Menanggapi kasus dugaan malpraktik RS Grha Kedoya, seorang dokter seharusnya sudah tahu bahwa perbuatannya pasti akan membawa dampak bagi pasiennya, sehingga secara patut dokter harus memeriksa setiap detailnya, tanpa terkecuali. Meskipun dokter hanya manusia biasa yang tak luput dari kekhilafan, tapi sudah seharusnya dokter lebih berhati-hati dalam melakukan pemeriksaan terhadap pasiennya.
Istilah malpraktek mencakup tindakan-tindakan yang dilakukan dengan sengaja (intentional, dolus, opzettelijk) dan melanggar undang-undang. Di dalam arti kesengajaan tersirat adanya motifnya (mens rae, guilty mind). Namun akibat yang timbul memang bukanlah menjadi tujuannya. Seperti dalam kasus malpraktek di atas, dokter bisa saja tidak menginginkan pasiennya cacat, tetapi bisa juga dokter tersebut sebenarnya tidak memenuhi kualitasnya sebagai seorang dokter karena mungkin telah melakukan pengangkatan indung telur tanpa meminta persetujuan terlebih dahulu dari pasien.

Dilihat dari Aspek Ganti Rugi
Kasus di atas (malpraktik) yang digugat ganti rugi adalah dokter yang memeriksa pasien. Sementara itu, di tempat terpisah, pihak dokter berinisial HS melalui kuasa hukumnya, pihaknya ada itikad baik untuk menyelesaikan permasalahan tersebut. Menurut kuasa hukum dokter HS, pihak dokter HS menyatakan bahwa sudah melakukan pendekatan secara persuasif serta menawarkan santunan sebesar Rp 500 juta.Artinya, dokter HS awalnya sudah menawarkan bargaining sebesar Rp 500 juta.. Meskipun begitu, pihak dokter HS akan siap melayani gugatan kuasa hukum pasien.
Prinsip yang dianut dalam hukum perdata sebagai hukum privat adalah barang siapa yang menimbulkan kerugian kepada orang lain maka ia harus membayar ganti rugi. Dan di dalam penyelesaian sengketa biasanya tuntutan pasien berupa sejumlah ganti rugi atas kelalaian atau kesalahan dari dokter. Sehingga kasus malpraktek di atas sudah memenuhi aspek ganti rugi.

Dilihat dari Aspek Pertanggungjawaban
Indung telur pasien sudah diambil semuanya karena terindikasi kanker, sehingga menyebabkan pasien tidak bisa memiliki anak lagi dan akan monopause.
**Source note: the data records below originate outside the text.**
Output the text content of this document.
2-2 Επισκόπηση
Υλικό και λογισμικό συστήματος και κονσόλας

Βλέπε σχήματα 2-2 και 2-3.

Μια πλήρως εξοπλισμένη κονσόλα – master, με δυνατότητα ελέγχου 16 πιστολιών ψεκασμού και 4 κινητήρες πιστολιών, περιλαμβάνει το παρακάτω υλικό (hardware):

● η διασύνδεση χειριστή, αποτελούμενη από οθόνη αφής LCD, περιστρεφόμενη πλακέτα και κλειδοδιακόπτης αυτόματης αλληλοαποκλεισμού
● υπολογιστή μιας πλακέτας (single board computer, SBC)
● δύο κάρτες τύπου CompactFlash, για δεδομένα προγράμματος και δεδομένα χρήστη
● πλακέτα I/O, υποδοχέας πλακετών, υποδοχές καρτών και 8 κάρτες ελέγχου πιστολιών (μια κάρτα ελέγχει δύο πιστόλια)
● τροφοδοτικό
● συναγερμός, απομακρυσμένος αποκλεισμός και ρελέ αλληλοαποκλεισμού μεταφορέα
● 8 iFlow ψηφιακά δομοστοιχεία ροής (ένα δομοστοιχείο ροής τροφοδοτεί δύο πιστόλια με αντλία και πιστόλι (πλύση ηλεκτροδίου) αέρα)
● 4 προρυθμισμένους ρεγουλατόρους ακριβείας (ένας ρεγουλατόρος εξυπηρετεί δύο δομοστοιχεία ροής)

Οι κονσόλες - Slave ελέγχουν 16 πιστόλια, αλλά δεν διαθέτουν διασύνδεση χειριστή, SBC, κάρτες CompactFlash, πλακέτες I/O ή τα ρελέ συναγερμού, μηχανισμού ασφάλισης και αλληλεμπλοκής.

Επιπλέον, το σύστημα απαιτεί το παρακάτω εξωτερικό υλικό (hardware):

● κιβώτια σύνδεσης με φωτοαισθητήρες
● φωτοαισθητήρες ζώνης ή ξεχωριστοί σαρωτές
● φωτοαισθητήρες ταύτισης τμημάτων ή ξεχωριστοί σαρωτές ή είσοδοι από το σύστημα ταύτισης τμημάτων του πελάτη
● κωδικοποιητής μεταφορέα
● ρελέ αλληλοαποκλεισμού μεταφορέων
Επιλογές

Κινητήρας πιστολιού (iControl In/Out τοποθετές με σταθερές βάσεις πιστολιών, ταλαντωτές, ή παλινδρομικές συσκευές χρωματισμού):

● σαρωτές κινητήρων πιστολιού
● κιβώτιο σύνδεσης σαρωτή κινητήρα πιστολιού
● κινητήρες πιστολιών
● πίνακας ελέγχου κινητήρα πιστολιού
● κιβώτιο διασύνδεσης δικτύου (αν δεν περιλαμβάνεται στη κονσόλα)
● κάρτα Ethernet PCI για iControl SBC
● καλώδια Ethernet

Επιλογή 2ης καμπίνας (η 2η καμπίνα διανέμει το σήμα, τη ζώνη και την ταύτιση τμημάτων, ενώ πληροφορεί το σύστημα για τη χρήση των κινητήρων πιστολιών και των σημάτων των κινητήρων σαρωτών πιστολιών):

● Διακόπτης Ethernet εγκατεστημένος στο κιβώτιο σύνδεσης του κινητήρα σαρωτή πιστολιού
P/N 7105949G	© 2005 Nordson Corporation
Hal itu tentu muncul pertanyaan siapa yang harus bertanggungjawab atas kerugian yang diderita.
Ada 3 model tanggung jawab hukum yaitu sebagai berikut:
1. Tanggung jawab dengan unsur kesalahan (kesengajaan dan kelalaian) sebagaimana diatur dalam pasal 1365 KUHPerdata.
2. Tanggung jawab dengan unsur kesalahan khususnya kelalaian sebagaimana diatur dalam pasal 1366 KUHPerdata.
3. Tanggung jawab mutlak (tanpa kesalahan) sebagaimana diatur dalam pasal 1367 KUHPerdata.
Tanggung jawab hukum yang berkaitan dengan pelaksanaan profesi seorang dokter masih dapat dibedakan antara tanggung jawab terhadap ketentuan-ketentuan professional, yaitu Kode Etik Kedokteran Indonesia (KODEKI) yang termuat dalam Keputusan Menteri Kesehatan RI No.434/Men.Kes/SK/X/1993 dan tanggung jawab terhadap ketentuan-ketentuan hukum yang meliputi bidang hukum administrasi, hukum pidana, dan hukum perdata.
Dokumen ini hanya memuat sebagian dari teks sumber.